VALLEE D'AGRILEZA. - 1978
Agrileza (Laurion)
Fouilles de l'École britannique. — En 1978 a mené une seconde campagne de fouilles dans la laverie C, partiellement explorée l'année précédente (v. BCH 102 [1978], p. 651-652). Les trois pièces qui avaient été repérées à l'Est de la laverie proprement dite ont été fouillées. Elles forment une aile d'environ 34 m de long sur 6 m de large, taillée dans le flanc de la colline (fig. 47), dans le prolongement exact de l'aire de lavage (fig. 46).
La pièce I (4,50 x 4,50 m), directement accolée à la laverie, devait être une sorte d'annexe — peut-être un dépôt — en relation étroite avec les opérations de lavage, de séchage et de stockage de la poudre de minerai : elle communique exclusivement avec l'aire de travail, par une porte que l'on pouvait fermer, et son sol comme ses murs étaient revêtus du même ciment hydraulique épais que le reste de la laverie. Sur le sol on a retrouvé quelques fragments de tuiles et de très rares tessons.

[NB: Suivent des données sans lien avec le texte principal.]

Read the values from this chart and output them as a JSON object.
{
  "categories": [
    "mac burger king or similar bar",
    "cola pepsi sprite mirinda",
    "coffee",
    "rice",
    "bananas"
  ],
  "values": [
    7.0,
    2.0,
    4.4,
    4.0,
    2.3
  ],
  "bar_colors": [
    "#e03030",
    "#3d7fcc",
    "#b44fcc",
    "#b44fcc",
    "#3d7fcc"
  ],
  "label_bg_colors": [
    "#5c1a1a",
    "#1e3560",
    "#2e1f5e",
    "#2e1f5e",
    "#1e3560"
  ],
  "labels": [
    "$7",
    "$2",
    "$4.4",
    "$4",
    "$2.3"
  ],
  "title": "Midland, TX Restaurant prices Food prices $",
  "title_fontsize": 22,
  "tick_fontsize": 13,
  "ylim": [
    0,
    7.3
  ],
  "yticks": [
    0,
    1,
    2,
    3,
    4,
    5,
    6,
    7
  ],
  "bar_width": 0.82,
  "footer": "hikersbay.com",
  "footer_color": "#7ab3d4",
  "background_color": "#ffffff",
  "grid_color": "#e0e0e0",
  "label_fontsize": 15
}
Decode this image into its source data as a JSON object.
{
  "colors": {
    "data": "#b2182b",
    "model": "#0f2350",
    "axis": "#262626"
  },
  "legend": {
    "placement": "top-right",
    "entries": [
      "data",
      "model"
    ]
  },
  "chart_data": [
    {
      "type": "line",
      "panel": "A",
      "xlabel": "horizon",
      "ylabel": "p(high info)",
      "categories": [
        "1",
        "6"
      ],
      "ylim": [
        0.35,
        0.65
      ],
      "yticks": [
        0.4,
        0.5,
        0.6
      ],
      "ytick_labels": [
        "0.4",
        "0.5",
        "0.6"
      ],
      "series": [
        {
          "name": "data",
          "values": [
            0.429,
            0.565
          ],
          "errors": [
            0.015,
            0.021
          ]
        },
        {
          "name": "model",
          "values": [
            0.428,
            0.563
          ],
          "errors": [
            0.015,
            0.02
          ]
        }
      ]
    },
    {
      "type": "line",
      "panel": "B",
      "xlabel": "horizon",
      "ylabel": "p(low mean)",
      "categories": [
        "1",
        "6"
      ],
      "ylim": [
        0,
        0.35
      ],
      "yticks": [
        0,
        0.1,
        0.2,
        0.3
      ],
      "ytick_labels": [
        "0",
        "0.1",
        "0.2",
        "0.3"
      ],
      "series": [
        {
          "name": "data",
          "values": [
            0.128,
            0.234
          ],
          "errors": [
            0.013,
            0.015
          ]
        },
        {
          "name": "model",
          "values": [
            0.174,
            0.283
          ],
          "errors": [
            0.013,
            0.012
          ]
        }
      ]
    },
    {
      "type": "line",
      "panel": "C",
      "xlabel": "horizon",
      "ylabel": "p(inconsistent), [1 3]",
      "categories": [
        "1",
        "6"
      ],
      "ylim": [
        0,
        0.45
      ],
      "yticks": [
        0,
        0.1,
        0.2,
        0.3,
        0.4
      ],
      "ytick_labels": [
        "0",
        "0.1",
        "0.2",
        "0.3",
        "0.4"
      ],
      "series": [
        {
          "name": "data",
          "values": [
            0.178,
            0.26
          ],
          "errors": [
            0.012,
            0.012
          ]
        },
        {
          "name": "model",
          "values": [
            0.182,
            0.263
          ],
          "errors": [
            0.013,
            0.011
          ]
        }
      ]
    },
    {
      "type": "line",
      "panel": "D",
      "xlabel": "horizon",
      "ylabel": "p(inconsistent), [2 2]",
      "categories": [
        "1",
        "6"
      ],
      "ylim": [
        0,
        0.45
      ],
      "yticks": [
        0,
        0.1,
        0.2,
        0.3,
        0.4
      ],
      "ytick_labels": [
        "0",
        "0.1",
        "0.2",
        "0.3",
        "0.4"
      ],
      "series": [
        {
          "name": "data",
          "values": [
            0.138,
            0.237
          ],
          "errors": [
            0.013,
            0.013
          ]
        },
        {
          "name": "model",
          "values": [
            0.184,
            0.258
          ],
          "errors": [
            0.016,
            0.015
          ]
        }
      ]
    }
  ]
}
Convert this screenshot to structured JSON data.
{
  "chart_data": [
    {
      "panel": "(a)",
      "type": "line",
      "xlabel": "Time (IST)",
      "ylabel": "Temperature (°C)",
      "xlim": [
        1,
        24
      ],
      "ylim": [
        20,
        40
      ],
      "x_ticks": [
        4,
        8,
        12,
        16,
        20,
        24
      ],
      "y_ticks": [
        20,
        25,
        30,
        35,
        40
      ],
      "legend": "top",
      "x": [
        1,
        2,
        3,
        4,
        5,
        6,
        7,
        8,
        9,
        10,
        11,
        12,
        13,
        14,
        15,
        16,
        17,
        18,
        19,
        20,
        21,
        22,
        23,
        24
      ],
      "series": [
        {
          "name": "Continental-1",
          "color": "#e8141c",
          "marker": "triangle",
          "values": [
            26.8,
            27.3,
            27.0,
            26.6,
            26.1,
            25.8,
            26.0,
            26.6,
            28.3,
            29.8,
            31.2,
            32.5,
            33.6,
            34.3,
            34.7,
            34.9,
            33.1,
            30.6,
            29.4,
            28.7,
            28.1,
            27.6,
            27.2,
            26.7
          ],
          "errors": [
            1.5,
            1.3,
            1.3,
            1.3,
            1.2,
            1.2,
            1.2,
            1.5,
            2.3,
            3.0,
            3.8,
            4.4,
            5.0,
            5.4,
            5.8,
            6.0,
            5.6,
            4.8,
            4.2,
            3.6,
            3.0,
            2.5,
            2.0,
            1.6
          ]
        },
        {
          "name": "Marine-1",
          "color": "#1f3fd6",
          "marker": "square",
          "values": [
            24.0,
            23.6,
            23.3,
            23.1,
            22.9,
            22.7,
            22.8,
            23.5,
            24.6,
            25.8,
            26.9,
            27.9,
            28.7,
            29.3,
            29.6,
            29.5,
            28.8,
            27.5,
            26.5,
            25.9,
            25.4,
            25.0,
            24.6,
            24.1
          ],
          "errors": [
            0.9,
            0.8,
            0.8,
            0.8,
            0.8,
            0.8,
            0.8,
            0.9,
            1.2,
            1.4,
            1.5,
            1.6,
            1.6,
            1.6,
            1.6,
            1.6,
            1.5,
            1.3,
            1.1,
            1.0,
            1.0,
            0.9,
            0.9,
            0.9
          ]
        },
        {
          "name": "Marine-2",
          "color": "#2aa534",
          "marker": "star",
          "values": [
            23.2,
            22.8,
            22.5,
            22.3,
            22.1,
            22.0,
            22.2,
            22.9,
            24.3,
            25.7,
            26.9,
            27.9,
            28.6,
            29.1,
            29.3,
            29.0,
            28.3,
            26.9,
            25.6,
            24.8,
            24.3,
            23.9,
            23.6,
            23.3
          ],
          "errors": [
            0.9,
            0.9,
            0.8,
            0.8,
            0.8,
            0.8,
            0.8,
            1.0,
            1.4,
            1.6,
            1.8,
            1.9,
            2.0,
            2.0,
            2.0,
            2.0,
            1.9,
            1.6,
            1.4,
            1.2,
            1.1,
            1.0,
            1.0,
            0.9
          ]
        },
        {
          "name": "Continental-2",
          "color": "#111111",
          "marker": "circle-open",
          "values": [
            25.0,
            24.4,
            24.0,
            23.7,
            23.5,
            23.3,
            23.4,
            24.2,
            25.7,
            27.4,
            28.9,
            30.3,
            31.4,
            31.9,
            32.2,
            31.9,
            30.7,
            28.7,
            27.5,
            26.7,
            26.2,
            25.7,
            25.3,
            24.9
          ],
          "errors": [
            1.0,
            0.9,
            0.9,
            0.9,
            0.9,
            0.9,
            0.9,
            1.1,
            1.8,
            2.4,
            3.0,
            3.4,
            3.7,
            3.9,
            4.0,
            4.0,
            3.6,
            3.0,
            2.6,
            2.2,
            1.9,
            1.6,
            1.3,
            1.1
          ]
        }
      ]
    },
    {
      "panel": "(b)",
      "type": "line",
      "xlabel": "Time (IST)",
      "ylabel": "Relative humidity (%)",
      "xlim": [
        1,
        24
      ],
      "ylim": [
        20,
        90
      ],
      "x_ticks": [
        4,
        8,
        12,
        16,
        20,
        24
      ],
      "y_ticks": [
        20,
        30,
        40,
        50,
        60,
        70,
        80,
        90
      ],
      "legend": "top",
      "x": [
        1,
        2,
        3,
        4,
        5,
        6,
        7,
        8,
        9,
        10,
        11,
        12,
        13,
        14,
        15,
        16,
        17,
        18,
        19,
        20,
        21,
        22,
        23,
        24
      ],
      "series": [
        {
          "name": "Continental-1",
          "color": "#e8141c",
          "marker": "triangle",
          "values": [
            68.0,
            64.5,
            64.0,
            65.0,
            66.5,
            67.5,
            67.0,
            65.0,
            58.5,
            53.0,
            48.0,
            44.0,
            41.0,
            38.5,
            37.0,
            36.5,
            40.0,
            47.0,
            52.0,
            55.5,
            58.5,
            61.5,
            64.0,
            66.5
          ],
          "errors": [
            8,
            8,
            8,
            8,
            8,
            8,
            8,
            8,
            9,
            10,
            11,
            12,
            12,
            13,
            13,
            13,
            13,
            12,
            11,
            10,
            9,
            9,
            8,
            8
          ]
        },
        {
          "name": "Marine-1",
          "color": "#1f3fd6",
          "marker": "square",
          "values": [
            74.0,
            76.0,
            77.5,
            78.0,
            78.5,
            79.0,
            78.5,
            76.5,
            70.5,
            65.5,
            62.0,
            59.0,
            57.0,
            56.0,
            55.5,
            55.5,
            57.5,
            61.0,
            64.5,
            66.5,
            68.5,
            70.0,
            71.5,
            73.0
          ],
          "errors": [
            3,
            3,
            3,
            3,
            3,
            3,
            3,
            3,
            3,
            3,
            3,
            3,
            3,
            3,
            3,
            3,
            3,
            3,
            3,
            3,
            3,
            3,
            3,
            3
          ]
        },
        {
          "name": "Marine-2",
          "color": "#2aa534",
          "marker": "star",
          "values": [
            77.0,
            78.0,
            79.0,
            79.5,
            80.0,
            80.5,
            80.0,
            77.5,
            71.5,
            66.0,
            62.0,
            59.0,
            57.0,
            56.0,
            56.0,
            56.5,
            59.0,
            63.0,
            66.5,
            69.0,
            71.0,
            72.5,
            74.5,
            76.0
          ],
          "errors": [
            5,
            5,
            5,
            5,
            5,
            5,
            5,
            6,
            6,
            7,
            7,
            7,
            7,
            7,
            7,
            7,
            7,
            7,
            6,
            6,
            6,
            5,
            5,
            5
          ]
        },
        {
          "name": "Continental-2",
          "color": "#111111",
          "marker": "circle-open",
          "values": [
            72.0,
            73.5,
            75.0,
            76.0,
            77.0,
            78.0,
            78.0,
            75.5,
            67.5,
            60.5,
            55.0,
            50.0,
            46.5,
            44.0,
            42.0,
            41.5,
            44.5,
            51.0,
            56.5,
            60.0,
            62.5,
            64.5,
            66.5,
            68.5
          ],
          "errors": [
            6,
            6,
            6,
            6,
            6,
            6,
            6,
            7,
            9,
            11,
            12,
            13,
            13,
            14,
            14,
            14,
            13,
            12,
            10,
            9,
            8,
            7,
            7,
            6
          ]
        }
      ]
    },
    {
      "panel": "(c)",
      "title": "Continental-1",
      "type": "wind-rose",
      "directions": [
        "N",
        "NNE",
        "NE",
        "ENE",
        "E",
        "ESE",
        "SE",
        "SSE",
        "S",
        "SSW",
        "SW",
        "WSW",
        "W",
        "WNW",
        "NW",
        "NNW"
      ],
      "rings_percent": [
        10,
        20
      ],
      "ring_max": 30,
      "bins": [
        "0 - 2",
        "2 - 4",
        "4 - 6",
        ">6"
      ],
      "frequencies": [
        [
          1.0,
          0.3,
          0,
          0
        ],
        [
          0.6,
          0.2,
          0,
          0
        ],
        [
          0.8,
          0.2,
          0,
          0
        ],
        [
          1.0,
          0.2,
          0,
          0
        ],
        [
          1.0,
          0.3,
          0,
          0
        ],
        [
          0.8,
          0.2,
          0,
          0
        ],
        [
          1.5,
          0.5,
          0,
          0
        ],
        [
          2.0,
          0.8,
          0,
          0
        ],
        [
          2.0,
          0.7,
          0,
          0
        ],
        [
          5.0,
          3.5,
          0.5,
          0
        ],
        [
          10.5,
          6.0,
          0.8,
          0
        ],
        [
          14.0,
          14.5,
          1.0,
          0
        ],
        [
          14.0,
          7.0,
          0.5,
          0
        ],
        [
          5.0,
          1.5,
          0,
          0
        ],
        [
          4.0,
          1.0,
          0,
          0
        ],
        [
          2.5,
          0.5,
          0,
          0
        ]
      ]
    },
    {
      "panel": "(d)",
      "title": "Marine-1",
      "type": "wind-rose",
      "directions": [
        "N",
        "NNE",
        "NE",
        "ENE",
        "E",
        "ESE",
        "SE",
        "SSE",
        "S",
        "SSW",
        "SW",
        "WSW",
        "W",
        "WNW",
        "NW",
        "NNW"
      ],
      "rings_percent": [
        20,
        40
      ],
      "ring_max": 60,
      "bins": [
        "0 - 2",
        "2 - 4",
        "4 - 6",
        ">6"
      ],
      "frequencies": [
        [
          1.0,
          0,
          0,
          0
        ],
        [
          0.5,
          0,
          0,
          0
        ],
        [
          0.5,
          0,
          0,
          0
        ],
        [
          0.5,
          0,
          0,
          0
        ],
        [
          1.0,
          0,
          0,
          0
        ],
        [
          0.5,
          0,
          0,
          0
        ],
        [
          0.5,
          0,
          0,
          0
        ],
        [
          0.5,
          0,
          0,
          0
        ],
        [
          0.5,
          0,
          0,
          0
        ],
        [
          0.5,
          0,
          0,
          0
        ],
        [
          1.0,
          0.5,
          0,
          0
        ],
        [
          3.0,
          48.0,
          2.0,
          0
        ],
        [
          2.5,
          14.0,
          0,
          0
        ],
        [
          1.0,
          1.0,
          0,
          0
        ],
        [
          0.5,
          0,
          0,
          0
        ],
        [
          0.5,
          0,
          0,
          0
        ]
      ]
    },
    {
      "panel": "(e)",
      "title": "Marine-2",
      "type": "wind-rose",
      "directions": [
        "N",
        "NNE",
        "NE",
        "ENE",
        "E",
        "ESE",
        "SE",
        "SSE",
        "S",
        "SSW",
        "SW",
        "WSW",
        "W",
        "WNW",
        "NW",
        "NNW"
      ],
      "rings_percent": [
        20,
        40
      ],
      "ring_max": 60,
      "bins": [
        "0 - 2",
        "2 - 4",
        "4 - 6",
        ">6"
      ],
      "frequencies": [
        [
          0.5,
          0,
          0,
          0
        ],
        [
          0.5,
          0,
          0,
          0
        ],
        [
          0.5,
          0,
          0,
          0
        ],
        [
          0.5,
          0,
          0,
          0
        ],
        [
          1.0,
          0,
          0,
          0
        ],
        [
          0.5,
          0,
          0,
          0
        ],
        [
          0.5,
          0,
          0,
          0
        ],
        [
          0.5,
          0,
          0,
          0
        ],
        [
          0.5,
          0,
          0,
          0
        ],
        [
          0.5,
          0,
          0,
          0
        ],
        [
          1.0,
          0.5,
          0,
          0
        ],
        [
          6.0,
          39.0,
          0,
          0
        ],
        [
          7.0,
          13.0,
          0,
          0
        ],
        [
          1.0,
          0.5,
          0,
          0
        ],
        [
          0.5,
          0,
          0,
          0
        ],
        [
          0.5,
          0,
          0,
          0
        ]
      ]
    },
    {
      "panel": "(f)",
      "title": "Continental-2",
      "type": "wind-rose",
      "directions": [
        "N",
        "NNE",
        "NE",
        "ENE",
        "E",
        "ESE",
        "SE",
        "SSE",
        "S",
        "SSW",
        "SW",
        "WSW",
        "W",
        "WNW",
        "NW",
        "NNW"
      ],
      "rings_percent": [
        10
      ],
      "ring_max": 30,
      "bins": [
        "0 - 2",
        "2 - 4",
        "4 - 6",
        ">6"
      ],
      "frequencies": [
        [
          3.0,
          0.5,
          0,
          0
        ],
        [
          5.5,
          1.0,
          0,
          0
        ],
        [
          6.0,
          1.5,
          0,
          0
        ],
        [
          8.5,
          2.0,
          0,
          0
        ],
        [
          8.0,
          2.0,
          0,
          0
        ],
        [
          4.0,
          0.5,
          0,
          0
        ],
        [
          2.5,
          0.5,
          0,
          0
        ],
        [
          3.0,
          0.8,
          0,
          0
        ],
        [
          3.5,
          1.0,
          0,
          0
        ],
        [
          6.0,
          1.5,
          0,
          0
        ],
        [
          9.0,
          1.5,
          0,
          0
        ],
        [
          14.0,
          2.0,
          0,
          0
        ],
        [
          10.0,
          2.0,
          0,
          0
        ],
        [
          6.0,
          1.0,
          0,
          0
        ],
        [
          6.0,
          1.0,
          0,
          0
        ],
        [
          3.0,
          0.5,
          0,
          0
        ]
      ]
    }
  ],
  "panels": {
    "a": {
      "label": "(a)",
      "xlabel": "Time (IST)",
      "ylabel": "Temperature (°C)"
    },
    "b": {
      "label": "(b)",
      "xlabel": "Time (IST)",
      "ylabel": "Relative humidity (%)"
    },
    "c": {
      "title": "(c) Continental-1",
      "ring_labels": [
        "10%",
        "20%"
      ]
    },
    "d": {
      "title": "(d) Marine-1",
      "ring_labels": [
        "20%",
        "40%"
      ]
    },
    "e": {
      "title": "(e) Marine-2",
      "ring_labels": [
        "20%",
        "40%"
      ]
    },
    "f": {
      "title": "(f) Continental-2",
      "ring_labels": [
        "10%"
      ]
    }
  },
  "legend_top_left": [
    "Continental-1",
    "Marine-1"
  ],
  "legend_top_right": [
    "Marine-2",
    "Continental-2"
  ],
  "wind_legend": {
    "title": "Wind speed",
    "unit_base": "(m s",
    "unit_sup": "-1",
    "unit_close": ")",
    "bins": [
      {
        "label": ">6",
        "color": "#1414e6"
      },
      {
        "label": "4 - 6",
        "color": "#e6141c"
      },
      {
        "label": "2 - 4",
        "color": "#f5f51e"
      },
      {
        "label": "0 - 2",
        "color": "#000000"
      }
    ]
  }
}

Les deux autres salles, de dimensions presque identiques (4,55 x 6,25-6,85 m), forment une suite sans communication directe avec la première puisqu'on y pénètre seulement par une porte percée dans le mur Sud de la pièce III. Leur fonction était évidemment très différente de celle de la pièce I. Les murs n'étaient recouverts que d'une mince couche de plâtre, appliquée sur un enduit préparatoire en torchis dont la disparition a mis a nu la maçonnerie du mur du fond, en blocaille de calcaire parfaitement ajustée, et les assises en brique crue des cloisons intérieures. Le sol était en terre battue, avec des zones brûlées ou durcies, des dépôts cendreux, des restes de scories et des cavités qui suggèrent que ces deux pièces servaient d'ateliers. On y a retrouvé un support de vase en terre cuite au centre de la salle II, un four à usage (exclusivement ?) domestique dans l'angle Nord-Ouest de la salle III, plusieurs vases en céramique commune ou à vernis noir datables de la seconde moitié du IVe siècle av. J.-C. et des fragments de tuiles laconiennes provenant du toit qui, selon toute vraisemblance, prolongeait vers l'Est, au-dessus des trois pièces, l'auvent abritant l'aire de lavage.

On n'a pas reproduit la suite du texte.